January 29, 2008 | 1 Minute Read

Finally tracked down the source of my RS-485 communication problems, manifested by slave responses containing spurious characters, dropped entirely, or garbled beyond recognition. Server commands were always fine; data was complete and checksummed correctly. The source of the problem came down to one fundamental issue, exacerbated by a silly wiring mistake.
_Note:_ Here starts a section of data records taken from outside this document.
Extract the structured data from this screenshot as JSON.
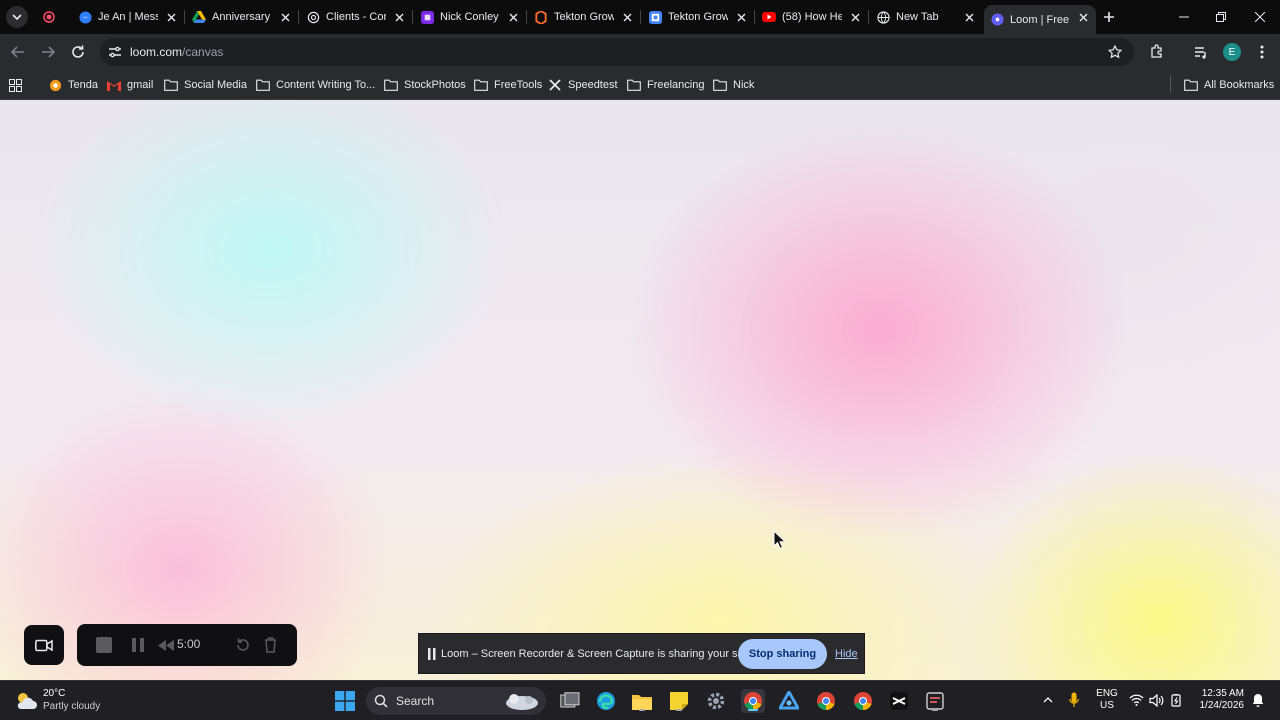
{
  "tabs": [
    {
      "title": "",
      "icon": "record-icon"
    },
    {
      "title": "Je An | Mess",
      "icon": "messenger-icon"
    },
    {
      "title": "Anniversary",
      "icon": "google-drive-icon"
    },
    {
      "title": "Clients - Cor",
      "icon": "chatgpt-icon"
    },
    {
      "title": "Nick Conley",
      "icon": "canva-icon"
    },
    {
      "title": "Tekton Grow",
      "icon": "tekton-icon"
    },
    {
      "title": "Tekton Grow",
      "icon": "google-docs-icon"
    },
    {
      "title": "(58) How He",
      "icon": "youtube-icon"
    },
    {
      "title": "New Tab",
      "icon": "globe-icon"
    },
    {
      "title": "Loom | Free",
      "icon": "loom-icon",
      "active": true
    }
  ],
  "address": {
    "host": "loom.com",
    "path": "/canvas"
  },
  "profile_initial": "E",
  "bookmarks": [
    {
      "label": "Tenda",
      "icon": "tenda-icon"
    },
    {
      "label": "gmail",
      "icon": "gmail-icon"
    },
    {
      "label": "Social Media",
      "icon": "folder-icon"
    },
    {
      "label": "Content Writing To...",
      "icon": "folder-icon"
    },
    {
      "label": "StockPhotos",
      "icon": "folder-icon"
    },
    {
      "label": "FreeTools",
      "icon": "folder-icon"
    },
    {
      "label": "Speedtest",
      "icon": "x-logo-icon"
    },
    {
      "label": "Freelancing",
      "icon": "folder-icon"
    },
    {
      "label": "Nick",
      "icon": "folder-icon"
    }
  ],
  "all_bookmarks": "All Bookmarks",
  "recorder": {
    "time": "5:00"
  },
  "share_notice": {
    "message": "Loom – Screen Recorder & Screen Capture is sharing your screen.",
    "stop_label": "Stop sharing",
    "hide_label": "Hide"
  },
  "taskbar": {
    "weather_temp": "20°C",
    "weather_desc": "Partly cloudy",
    "search_label": "Search",
    "lang_line1": "ENG",
    "lang_line2": "US",
    "time": "12:35 AM",
    "date": "1/24/2026"
  },
  "colors": {
    "accent": "#a8c7fa",
    "chrome_bg": "#2a2b2e",
    "taskbar_bg": "#202024"
  }
}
I’m using the MAX3162 to create a full-duplex RS-485 communication channel between a PC and my Ifos project, but neglected to bias the receiver line. (Other chips, such as the MAX3535 or MAX13080, handle this automatically.) This had occurred to me—especially since every online RS-485 discussion eventually mentions it—so I added the fail-safe biasing resistors RUP and RDN. Unfortunately, I added them to the wrong line, biasing the transmitter instead of the receiver. Oops. When that didn’t work, I spent hours trying to fix a line impedance problem that wasn’t there, and in the process swapped DY and DZ. Oops.

Bias resistors

Bias resistors RUP and RDN ensure the transmission line doesn't float

When I switched slave tranceivers, the problem went away for a while, but only because the transmit portion was always enabled. THAT broke as soon as I tried to put two slaves on the bus, of course, since both thought they had the talking stick, but I had to actually do it before it really sank in. Switching back to a tri-state tranceiver reintroduced the communication problem because the bus would “float” when no slaves were transmitting, making it susceptible to random noise.

I’m sure anyone with a bit of RS-485 experience would have avoided the whole fiasco completely, but at least now I have a bit of RS-485 experience myself.